Por Eliel Batista Miranda Júnior
OAB/PR 86.025
Dos compromissos financeiros mensais, poucos preocupam mais o empresário, nesta quarentena, do que o aluguel do prédio onde desenvolve suas atividades. A matemática é monstruosa, não pela dificuldade no cálculo, mas pela bestialidade com que ataca as reservas da empresa. Em um momento em que até os contratos de trabalho, que gozam de todas as proteções de nosso sistema jurídico, estão sendo relativizados, devemos, também, buscar a divisão das perdas provocadas pela Covid-19 nas relações locatícias comerciais.

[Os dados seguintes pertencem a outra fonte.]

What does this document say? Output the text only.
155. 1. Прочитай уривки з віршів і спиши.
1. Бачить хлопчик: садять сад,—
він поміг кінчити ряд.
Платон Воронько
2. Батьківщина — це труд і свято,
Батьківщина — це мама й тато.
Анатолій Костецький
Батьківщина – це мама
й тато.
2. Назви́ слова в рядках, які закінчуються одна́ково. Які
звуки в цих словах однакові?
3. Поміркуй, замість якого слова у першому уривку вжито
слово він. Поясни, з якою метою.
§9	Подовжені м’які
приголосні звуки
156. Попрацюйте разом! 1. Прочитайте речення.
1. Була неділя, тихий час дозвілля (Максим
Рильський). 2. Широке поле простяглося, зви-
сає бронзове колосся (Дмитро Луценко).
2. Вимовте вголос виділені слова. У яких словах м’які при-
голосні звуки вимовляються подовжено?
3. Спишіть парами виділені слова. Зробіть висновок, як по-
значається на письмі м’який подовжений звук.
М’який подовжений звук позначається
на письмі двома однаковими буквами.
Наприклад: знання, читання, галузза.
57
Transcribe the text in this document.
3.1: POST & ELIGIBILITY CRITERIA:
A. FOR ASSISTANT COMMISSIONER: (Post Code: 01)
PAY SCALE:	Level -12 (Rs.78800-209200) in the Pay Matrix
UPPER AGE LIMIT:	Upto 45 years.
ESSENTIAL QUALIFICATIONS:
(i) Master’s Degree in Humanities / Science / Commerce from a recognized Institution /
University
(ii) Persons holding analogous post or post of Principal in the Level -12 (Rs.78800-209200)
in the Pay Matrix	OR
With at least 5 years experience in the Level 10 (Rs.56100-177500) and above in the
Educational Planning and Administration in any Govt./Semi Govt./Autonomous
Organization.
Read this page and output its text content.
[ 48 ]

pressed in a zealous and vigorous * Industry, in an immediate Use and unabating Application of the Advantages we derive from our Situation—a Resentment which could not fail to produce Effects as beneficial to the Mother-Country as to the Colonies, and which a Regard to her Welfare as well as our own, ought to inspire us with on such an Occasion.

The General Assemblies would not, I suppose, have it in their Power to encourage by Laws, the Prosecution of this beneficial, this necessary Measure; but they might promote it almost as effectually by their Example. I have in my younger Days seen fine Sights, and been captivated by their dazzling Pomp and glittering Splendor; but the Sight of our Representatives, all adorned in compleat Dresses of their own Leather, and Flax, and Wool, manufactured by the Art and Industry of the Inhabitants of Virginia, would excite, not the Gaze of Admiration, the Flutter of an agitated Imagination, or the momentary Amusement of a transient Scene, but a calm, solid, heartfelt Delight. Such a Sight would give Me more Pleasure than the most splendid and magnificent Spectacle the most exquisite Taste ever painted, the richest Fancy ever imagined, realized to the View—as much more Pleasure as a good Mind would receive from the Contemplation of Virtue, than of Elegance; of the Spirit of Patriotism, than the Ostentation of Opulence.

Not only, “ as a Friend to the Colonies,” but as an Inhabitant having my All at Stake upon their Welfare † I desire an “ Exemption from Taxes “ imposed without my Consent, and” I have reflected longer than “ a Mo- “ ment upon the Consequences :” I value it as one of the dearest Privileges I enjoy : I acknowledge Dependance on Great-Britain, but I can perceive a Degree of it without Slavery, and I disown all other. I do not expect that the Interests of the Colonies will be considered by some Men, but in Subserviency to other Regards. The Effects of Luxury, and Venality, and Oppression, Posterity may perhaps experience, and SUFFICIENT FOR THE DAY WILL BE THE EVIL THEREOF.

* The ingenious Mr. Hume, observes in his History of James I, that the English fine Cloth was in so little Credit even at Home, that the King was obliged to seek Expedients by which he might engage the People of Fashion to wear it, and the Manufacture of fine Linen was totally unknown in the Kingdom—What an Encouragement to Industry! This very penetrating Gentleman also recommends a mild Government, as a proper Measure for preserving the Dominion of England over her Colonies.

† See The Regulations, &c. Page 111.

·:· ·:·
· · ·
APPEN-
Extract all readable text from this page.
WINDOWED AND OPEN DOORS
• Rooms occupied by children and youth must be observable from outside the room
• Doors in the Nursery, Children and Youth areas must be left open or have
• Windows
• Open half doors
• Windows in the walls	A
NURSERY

A iniciativa do PL 1.179/2020, do Senado Federal, inicialmente adotava essa premissa, mas poderia ir muito além. Isso porque há relevante dúvida na redação do projeto – que ainda precisa atravessar todo o trâmite legislativo na Câmara dos Deputados e Presidência da República – quanto à possibilidade de despejo por falta de pagamento de aluguéis de 20 de março até 30 de outubro de 2020 e, especialmente, por impor aos locatários a integralidade do prejuízo pelo coronavírus: mesmo a possibilidade de suspender o pagamento, total ou parcialmente, esta foi afastada pelo Senado Federal, de modo que, ainda que não haja despejo no período, a empresa terá que pagar todo o valor atrasado de uma só vez no fim do ano, comprometendo a recuperação de liquidez das empresas após a quarentena e criando o cenário para que uma crise de caixa se torne uma crise patrimonial.
Não esquecendo ainda, da possibilidade de alterações na Câmara dos Deputados, que podem inclusive prever expressamente o despejo no caso, e de veto por parte do Presidente da República. Uma proposta insuficiente pode acabar se tornando solução nenhuma – seja pela manutenção do projeto aprovado no Senado, por veto ou pela finalização tardia dos trâmites no Congresso Nacional.
Deve-se inquirir, então, qual é a forma mais justa de distribuir as consequências nefastas da crise. Para tanto, há que se ter em mente que, se o locatário não tiver condições de pagar o aluguel integral e tiver que encerrar suas atividades, o locador certamente não conseguirá alugar seu imóvel a ninguém nesse momento, sustentando sozinho todo o prejuízo; por outro lado, os riscos econômicos ordinários devem, pela natureza da atividade, correr por conta do empresário, que, finda a quarentena, poderá retornar à exploração integral e exclusiva do ponto de propriedade do locador.
Contudo, uma quarentena de proporções mundiais, que impõe a paralisação quase total da atividade econômica, claramente não se enquadra em risco econômico ordinário. A solução está justamente no fato de que a crise da Covid-19 não é risco ordinário, constitui verdadeiro fato extraordinário e imprevisível, que legitima a alteração dos contratos assinados e vigentes para distribuir o peso de maneira mais equitativa entre as partes contratantes.
A possibilidade para que isso aconteça, melhor do que o PL 1.179/20, já está no Código Civil desde 2003 (nos artigos 478 a 480) e já foi aplicado no direito brasileiro mesmo antes disso, pelo Superior Tribunal de Justiça (STJ), a uma crise muito mais previsível, que foi a adoção do câmbio flutuante pelo Banco Central do Brasil.
Em janeiro de 1999, em decorrência desse fato extraordinário, a cotação do dólar foi de R$ 1,21 em 13/01/1999 para R$ 1,98 em 29/01/1999. Diversos contratos de leasing (arrendamento mercantil de veículos, aeronaves etc.) tinham parcelas vinculadas ao dólar. Com o aumento de mais de 60% em duas semanas, o valor das parcelas ficou desproporcional. O STJ, atendendo à necessidade de divisão equitativa do ônus excepcional, definiu que cada contratante deveria sustentar metade da variação do mês de janeiro.
O que se vive nesse momento é, inquestionavelmente, similar. A medida mais adequada, portanto, é a revisão dos contratos de locação comercial para aquelas empresas forçadas a suspender suas atividades, ainda que parcialmente, para que, no período em que durar a pandemia, o risco extraordinário seja dividido igualmente entre os contratantes, reduzindo-se o valor devido a título de aluguéis à metade. Evidentemente, a medida está condicionada à comprovação de que o estabelecimento físico é essencial ao desenvolvimento das atividades e do impacto financeiro igualmente excepcional decorrente da quarentena.
Isso pode ser feito por meio de uma notificação extrajudicial para convidar o locador para uma negociação – já que este tipo de solução quase sempre é melhor do que o litígio – e, caso a conciliação seja infrutífera, um procedimento judicial de tutela antecipada, com um requerimento liminar para um dos juízes de plantão no Poder Judiciário, com o posterior pedido de revisão contratual.